My second-grade daughter had a spelling test recently. I asked her how it went, and she replied (very confidently), “Mom, the important thing is that I got more right than I got wrong.”
I asked her what her grade was, and then she told me she received a 6/10. From my immediate negative reaction, it was clear that I was not impressed. I explained to her that a “D” was unacceptable.
We all understand the basic grading structure, but I have to admit Charlotte had a point. In her 7-year-old mind, she was proud that she got six spelling words correct. The idea that I chose to focus on the four she got wrong was astonishing to her.
Are we doing our kids a disservice by focusing on what could be seen as a pessimistic grading scale?
I always try to look at the world in a “glass half full” mentality and to pass that optimism on to my children. I am sure I am not alone in regularly pointing out the good things in life rather than the bad. How often have I told my kids to be grateful for what they have and not focus on what they don’t?
I encourage them to be proud of the goal they scored and not focus on the two they missed (although reminding them that with some extra practice, they can improve). I reassure them not to worry about the bad guys but focus on all the good people in the world.
But then, am I doing the exact opposite when I only focus on the wrong answers on her spelling test?

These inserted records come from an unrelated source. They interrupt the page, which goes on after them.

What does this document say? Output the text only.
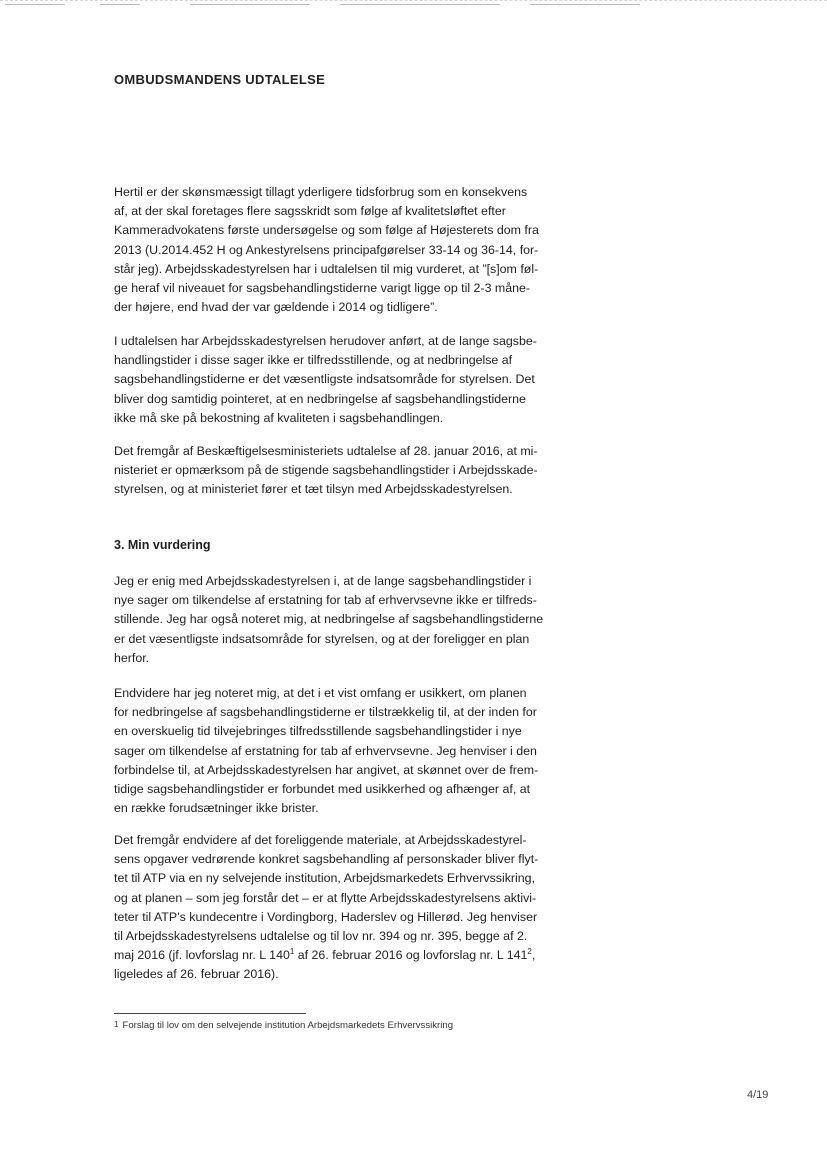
OMBUDSMANDENS UDTALELSE

Hertil er der skønsmæssigt tillagt yderligere tidsforbrug som en konsekvens

af, at der skal foretages flere sagsskridt som følge af kvalitetsløftet efter

Kammeradvokatens første undersøgelse og som følge af Højesterets dom fra

2013 (U.2014.452 H og Ankestyrelsens principafgørelser 33-14 og 36-14, for-

står jeg). Arbejdsskadestyrelsen har i udtalelsen til mig vurderet, at ”[s]om føl-

ge heraf vil niveauet for sagsbehandlingstiderne varigt ligge op til 2-3 måne-

der højere, end hvad der var gældende i 2014 og tidligere”.

I udtalelsen har Arbejdsskadestyrelsen herudover anført, at de lange sagsbe-

handlingstider i disse sager ikke er tilfredsstillende, og at nedbringelse af

sagsbehandlingstiderne er det væsentligste indsatsområde for styrelsen. Det

bliver dog samtidig pointeret, at en nedbringelse af sagsbehandlingstiderne

ikke må ske på bekostning af kvaliteten i sagsbehandlingen.

Det fremgår af Beskæftigelsesministeriets udtalelse af 28. januar 2016, at mi-

nisteriet er opmærksom på de stigende sagsbehandlingstider i Arbejdsskade-

styrelsen, og at ministeriet fører et tæt tilsyn med Arbejdsskadestyrelsen.

3. Min vurdering

Jeg er enig med Arbejdsskadestyrelsen i, at de lange sagsbehandlingstider i

nye sager om tilkendelse af erstatning for tab af erhvervsevne ikke er tilfreds-

stillende. Jeg har også noteret mig, at nedbringelse af sagsbehandlingstiderne

er det væsentligste indsatsområde for styrelsen, og at der foreligger en plan

herfor.

Endvidere har jeg noteret mig, at det i et vist omfang er usikkert, om planen

for nedbringelse af sagsbehandlingstiderne er tilstrækkelig til, at der inden for

en overskuelig tid tilvejebringes tilfredsstillende sagsbehandlingstider i nye

sager om tilkendelse af erstatning for tab af erhvervsevne. Jeg henviser i den

forbindelse til, at Arbejdsskadestyrelsen har angivet, at skønnet over de frem-

tidige sagsbehandlingstider er forbundet med usikkerhed og afhænger af, at

en række forudsætninger ikke brister.

Det fremgår endvidere af det foreliggende materiale, at Arbejdsskadestyrel-

sens opgaver vedrørende konkret sagsbehandling af personskader bliver flyt-

tet til ATP via en ny selvejende institution, Arbejdsmarkedets Erhvervssikring,

og at planen – som jeg forstår det – er at flytte Arbejdsskadestyrelsens aktivi-

teter til ATP’s kundecentre i Vordingborg, Haderslev og Hillerød. Jeg henviser

til Arbejdsskadestyrelsens udtalelse og til lov nr. 394 og nr. 395, begge af 2.

maj 2016 (jf. lovforslag nr. L $140^1$ af 26. februar 2016 og lovforslag nr. L $141^2$,

ligeledes af 26. februar 2016).

$^1$ Forslag til lov om den selvejende institution Arbejdsmarkedets Erhvervssikring
4/19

I see why Charlotte was confused.
To be clear, I have high expectations for my daughters in everything they do, including their school work. I want to prepare them for success in life as well as handling disappointment. I am a firm believer in tough love. My kids don’t need a participation trophy.
However, I think we could be more aware of practicing what we preach, recognizing the contradictions we present to those innocent minds.

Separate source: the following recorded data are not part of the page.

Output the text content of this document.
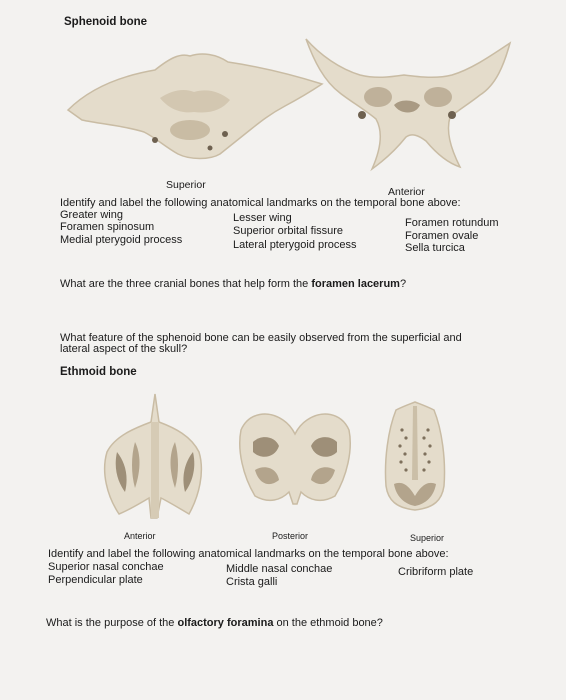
Sphenoid bone
Superior
Anterior
Identify and label the following anatomical landmarks on the temporal bone above:
Greater wing
Foramen spinosum
Medial pterygoid process
Lesser wing
Superior orbital fissure
Lateral pterygoid process
Foramen rotundum
Foramen ovale
Sella turcica
What are the three cranial bones that help form the foramen lacerum?
What feature of the sphenoid bone can be easily observed from the superficial and
lateral aspect of the skull?
Ethmoid bone
Anterior	Posterior	Superior
Identify and label the following anatomical landmarks on the temporal bone above:
Superior nasal conchae
Perpendicular plate
Middle nasal conchae
Crista galli
Cribriform plate
What is the purpose of the olfactory foramina on the ethmoid bone?
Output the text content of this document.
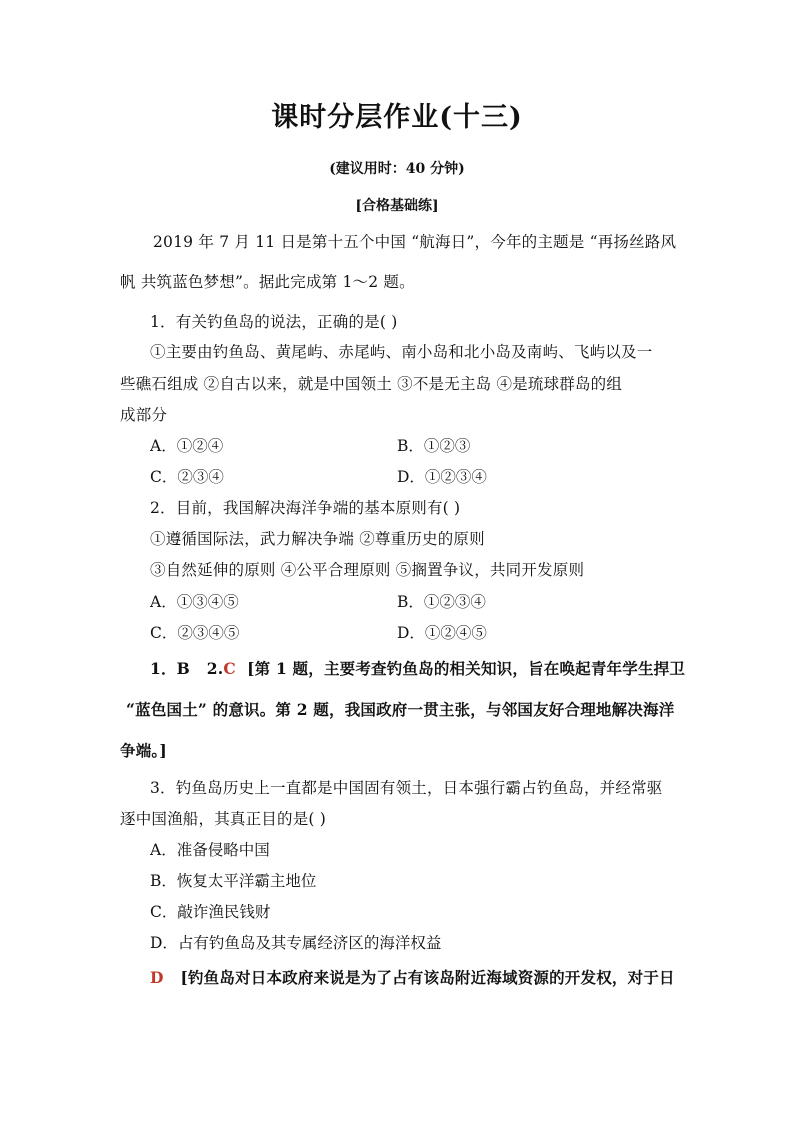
课时分层作业(十三)
(建议用时：40 分钟)
[合格基础练]
2019 年 7 月 11 日是第十五个中国 “航海日”，今年的主题是 “再扬丝路风
帆 共筑蓝色梦想”。据此完成第 1～2 题。
1．有关钓鱼岛的说法，正确的是( )
①主要由钓鱼岛、黄尾屿、赤尾屿、南小岛和北小岛及南屿、飞屿以及一
些礁石组成 ②自古以来，就是中国领土 ③不是无主岛 ④是琉球群岛的组
成部分
A．①②④	B．①②③
C．②③④	D．①②③④
2．目前，我国解决海洋争端的基本原则有( )
①遵循国际法，武力解决争端 ②尊重历史的原则
③自然延伸的原则 ④公平合理原则 ⑤搁置争议，共同开发原则
A．①③④⑤	B．①②③④
C．②③④⑤	D．①②④⑤
1．B 2.C [第 1 题，主要考查钓鱼岛的相关知识，旨在唤起青年学生捍卫
“蓝色国土” 的意识。第 2 题，我国政府一贯主张，与邻国友好合理地解决海洋
争端。]
3．钓鱼岛历史上一直都是中国固有领土，日本强行霸占钓鱼岛，并经常驱
逐中国渔船，其真正目的是( )
A．准备侵略中国
B．恢复太平洋霸主地位
C．敲诈渔民钱财
D．占有钓鱼岛及其专属经济区的海洋权益
D [钓鱼岛对日本政府来说是为了占有该岛附近海域资源的开发权，对于日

How can we encourage our young children’s learning more optimistically while still teaching them the realities of life? There must be a way to focus on education, set high expectations, offer constructive criticism while also promoting optimism.
Life can be challenging, and I want to prepare my children for any future struggles they may face. However, I also want to preserve some of that innocence and promote positivity throughout their lives.
Is that asking too much?
Unfortunately, I don’t have any miracle solutions (please let me know if you have the answer!). The realization of all the mixed messages our children receive daily is an important reminder to us as parents.
As if our jobs weren’t hard enough already!
Now, I think it is time for me to enjoy my “half full” glass of wine and for Charlotte to go study her spelling words!